Auf einer Sitzungen des Arbeitskreises hatte zuvor Projekt-Entwickler Walter Greve von der Hamelner Kontur Bau Vision GmbH die Pläne vorgestellt. Dabei waren sich die Teilnehmer am Ende einig, dass die geplante Nutzung im Hinblick auf den generell in Zukunft noch weiter ansteigendem Bedarf an Seniorenwohnanlagen langfristig tatsächlich sinnvoll sei. Als Kritikpunkte kristallisierten sich allerdings unter anderem die Fassade und die vermeintlich überdimensionierte Höhe des geplanten Gebäude-Komplexes heraus. Ausgangspunkt der Bedenken ist der sensible Standort unmittelbar am südlichen Eingang der Fußgängerzone, einem der ehemaligen historischen Stadttore, dem Seetor. Ob sich das Vorhaben tatsächlich in die nähere Umgebung einfügen lasse, wie gesetzlich vorgeschrieben, wurde in der Diskussion eher bezweifelt.

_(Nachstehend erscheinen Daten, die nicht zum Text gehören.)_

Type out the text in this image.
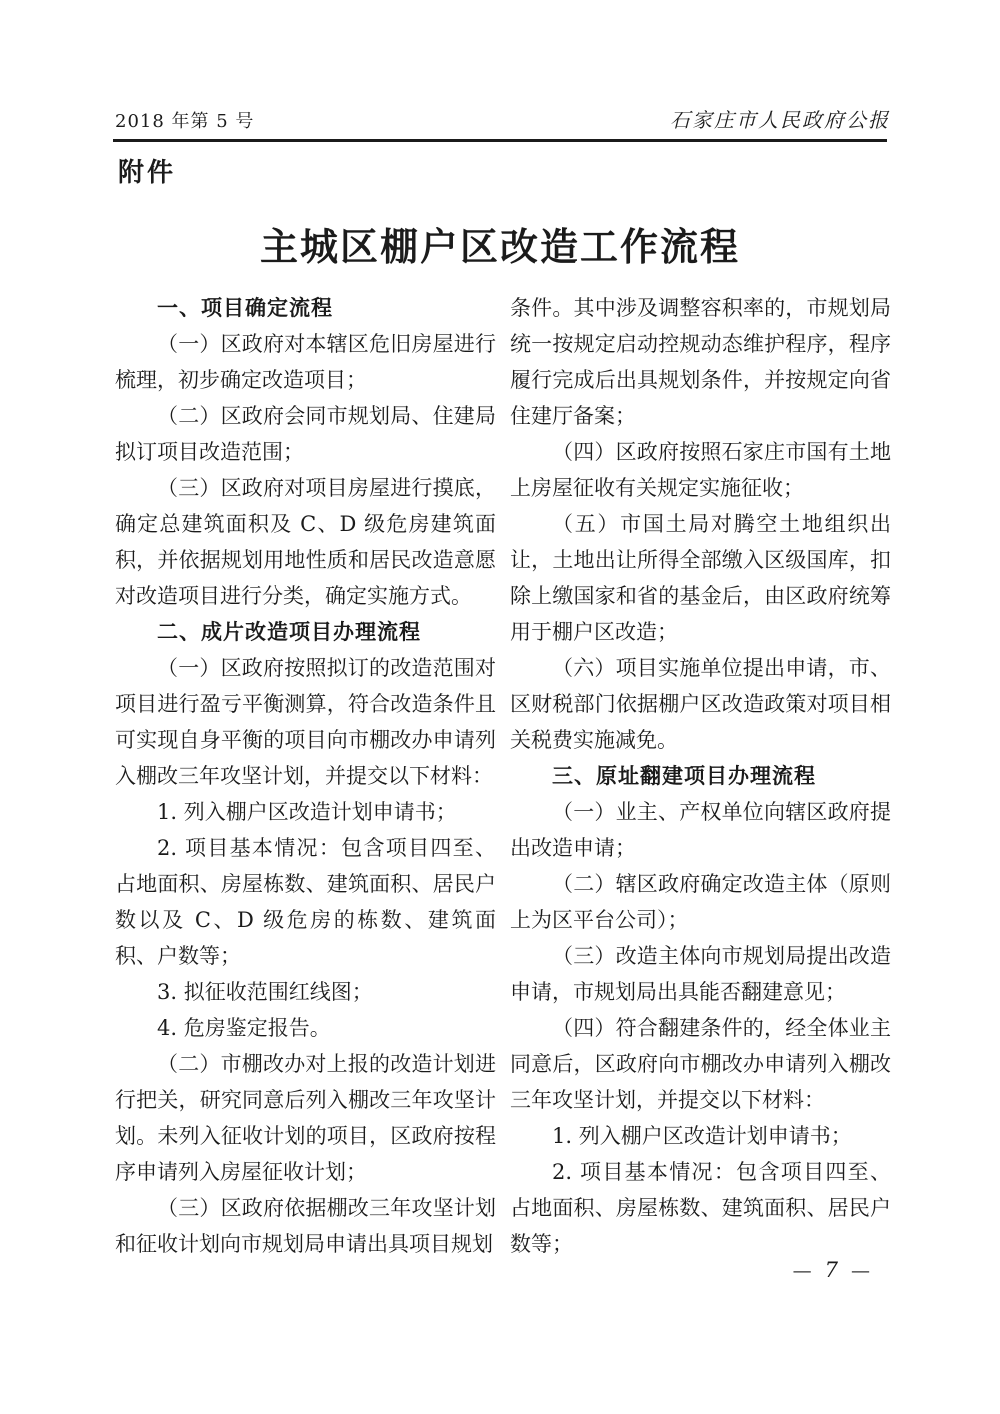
2018 年第 5 号	石家庄市人民政府公报
附件
主城区棚户区改造工作流程

一、项目确定流程

（一）区政府对本辖区危旧房屋进行梳理，初步确定改造项目；

（二）区政府会同市规划局、住建局拟订项目改造范围；

（三）区政府对项目房屋进行摸底，确定总建筑面积及 C、D 级危房建筑面积，并依据规划用地性质和居民改造意愿对改造项目进行分类，确定实施方式。

二、成片改造项目办理流程

（一）区政府按照拟订的改造范围对项目进行盈亏平衡测算，符合改造条件且可实现自身平衡的项目向市棚改办申请列入棚改三年攻坚计划，并提交以下材料：

1. 列入棚户区改造计划申请书；

2. 项目基本情况：包含项目四至、占地面积、房屋栋数、建筑面积、居民户数以及 C、D 级危房的栋数、建筑面积、户数等；

3. 拟征收范围红线图；

4. 危房鉴定报告。

（二）市棚改办对上报的改造计划进行把关，研究同意后列入棚改三年攻坚计划。未列入征收计划的项目，区政府按程序申请列入房屋征收计划；

（三）区政府依据棚改三年攻坚计划和征收计划向市规划局申请出具项目规划

条件。其中涉及调整容积率的，市规划局统一按规定启动控规动态维护程序，程序履行完成后出具规划条件，并按规定向省住建厅备案；

（四）区政府按照石家庄市国有土地上房屋征收有关规定实施征收；

（五）市国土局对腾空土地组织出让，土地出让所得全部缴入区级国库，扣除上缴国家和省的基金后，由区政府统筹用于棚户区改造；

（六）项目实施单位提出申请，市、区财税部门依据棚户区改造政策对项目相关税费实施减免。

三、原址翻建项目办理流程

（一）业主、产权单位向辖区政府提出改造申请；

（二）辖区政府确定改造主体（原则上为区平台公司）；

（三）改造主体向市规划局提出改造申请，市规划局出具能否翻建意见；

（四）符合翻建条件的，经全体业主同意后，区政府向市棚改办申请列入棚改三年攻坚计划，并提交以下材料：

1. 列入棚户区改造计划申请书；

2. 项目基本情况：包含项目四至、占地面积、房屋栋数、建筑面积、居民户数等；

— 7 —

Bedenken wurden auch wegen der Gebäudelänge geäußert. Die geplante Front von mehr als 40 Metern bei einer Traufenhöhe von zirka zehn Metern könnte, so die Befürchtung, unter Einbeziehung der Südfassade des Rathauses eine asymetrische Tunnelwirkung ausgerechnet für den Josua-Stegmann-Wall zur Folge haben. Auf dem ehemaligen Rintelner Festungswall, der als Bodendenkmal geschützt ist, sollen möglicherweise schon in der kommenden Woche die Gebäude Seetorstraße 1 und Josua-Stegmann-Wall 14 abgerissen werden. Beide Gebäude, gab Bau-Expertin Antje Rinne zu bedenken, zählten zur Erstbebauung des 1806 „geschliffenen” Festungswalls. Nach der „Schleifung” sei das Areal zunächst als Grünland und für Gärten genutzt worden, bevor 1875 mit der Bebauung begonnen worden sei. Für keines der beiden Gebäude liege bis dato eine Bauuntersuchung vor, obwohl die Gebäude wichtige Zeugnisse der Stadtentwicklung und der historischen Baukultur Rintelns seien.
Die von Günther Biallas und Antje Rinne angeführte Bürgerinitiative beruft sich in ihren Bemühungen, im letzten Moment noch optisch adäquate Modifikationen zu erreichen, auch auf eine Aktion der Stadt, „Rinteln gemeinsam noch aktiver zu gestalten” und verweist dabei wiederholt auf die vor drei Jahren verabschiedete „Erhaltungssatzung” für die Altstadt. In seinem Brief an das zuständige Ministerium hatte Biallas unter anderem moniert, dass ein Gebäudeteil wie ein Bollwerk in den Josua-Stegmann-Wall hinein rage, statt dem Straßenverlauf und den Blickachsen angepasst zu werden. Und: „Die Ausführung in Schlichtbauweise zeigt die einseitig profitorient und an Sparzwängen ausgerichtet Planung ohne Rücksicht auf das gehobene Wohnumfeld.” Unredlich, so Biallas, sei es in dem Zusammenhang, „den hässlichen Plattenbau der Stadtverwaltung im Norden als Bezugspunkt für einen Neubau im historischen Umfeld heranzuziehen”. Darüber hinaus sei das Parkplatz-Problem in der Wohnstraße (Sackgasse mit Parkverbot) nicht gelöst.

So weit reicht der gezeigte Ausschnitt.